Hey Toby . Ramadan or Zona 0 are both great.
When are you going to be out there Toby? I am keen get back on Zona 0 it's a class route. Any recommendations for an 8b in the Lleida region that isn't at Santa Linya and isn't Golpe de Gas?
Ramadan: Easy to a hardish (v6?) crux then sustained 7c+ish to the top. The crux has one very sharp hold, but if you're careful you can avoid pulling on it too much.Zona 0: The better of the two routes for sure although slightly harder, probably comparable to the Groove at Malham in terms of difficulty. 7b+ish to a medium rest then a crux (v5?) to a sustained headwall, then you get to a massive jug where you can recover a lot, then just a final boulder round a little roof which you shouldn't be off but could be.

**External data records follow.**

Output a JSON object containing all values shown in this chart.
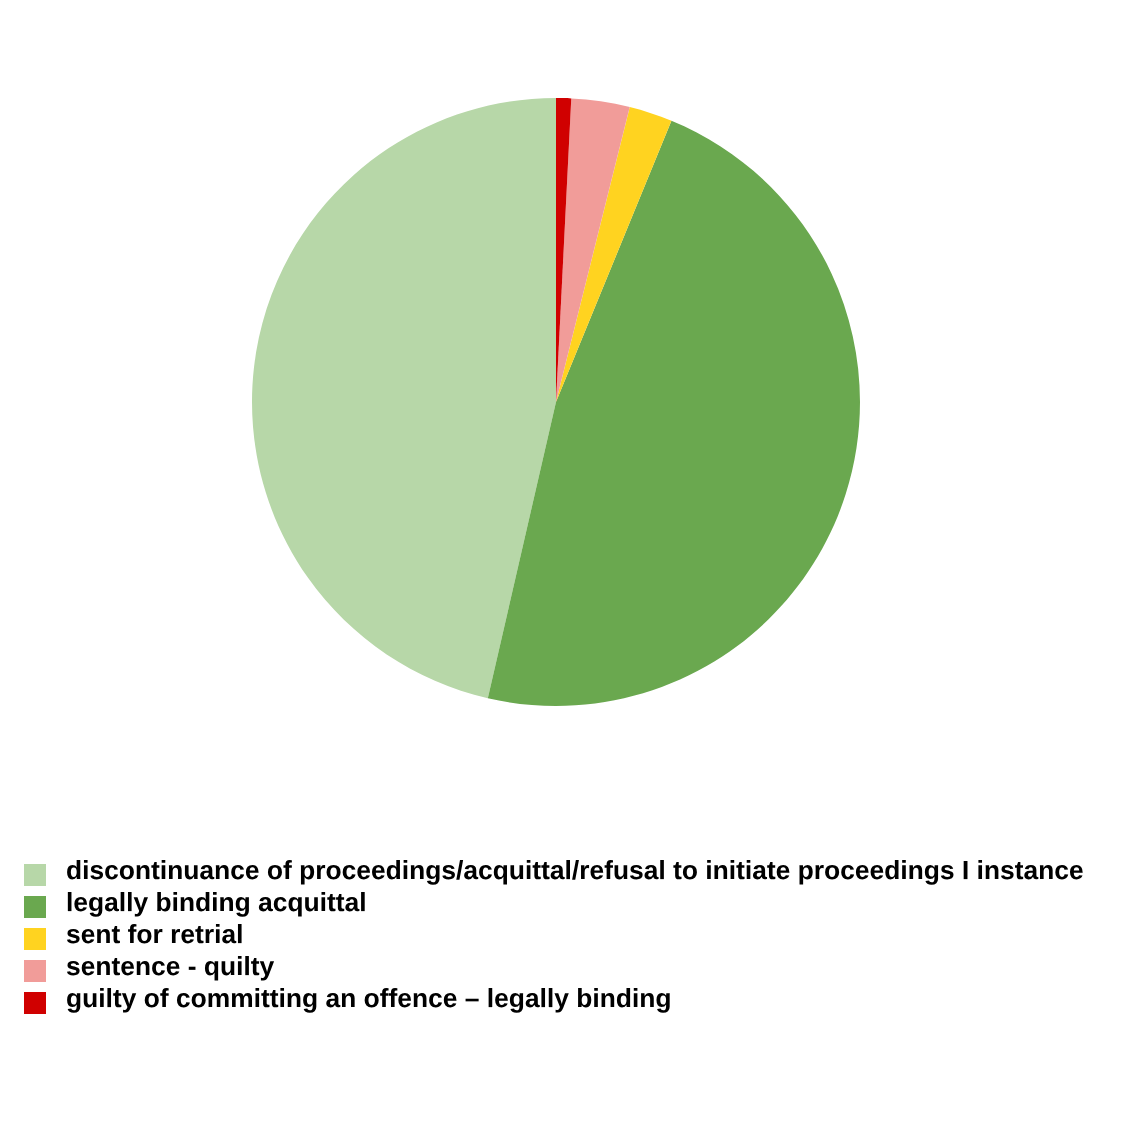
{
  "chart_data": {
    "type": "pie",
    "categories": [
      "discontinuance of proceedings/acquittal/refusal to initiate proceedings I instance",
      "legally binding acquittal",
      "sent for retrial",
      "sentence - quilty",
      "guilty of committing an offence – legally binding"
    ],
    "values": [
      46.4,
      47.4,
      2.3,
      3.1,
      0.8
    ],
    "colors": [
      "#b7d7a8",
      "#6aa84f",
      "#ffd320",
      "#f19c99",
      "#d00000"
    ],
    "legend": "bottom"
  }
}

So hypot6hetically, if somebody was going to siurana for a short trip and wanted a good stab at doing Zona 0, would you be advising them to get fit as a butchers dog, or bouldering strong, or an annoying bit of both?
Get tough skin! I wouldn't say you have to be uber fit for this route. Strong fingers and good conditions help and you skin will go before your power goes. Nailing down a good sequence for the top bulge is important (NB I haven't done the route!).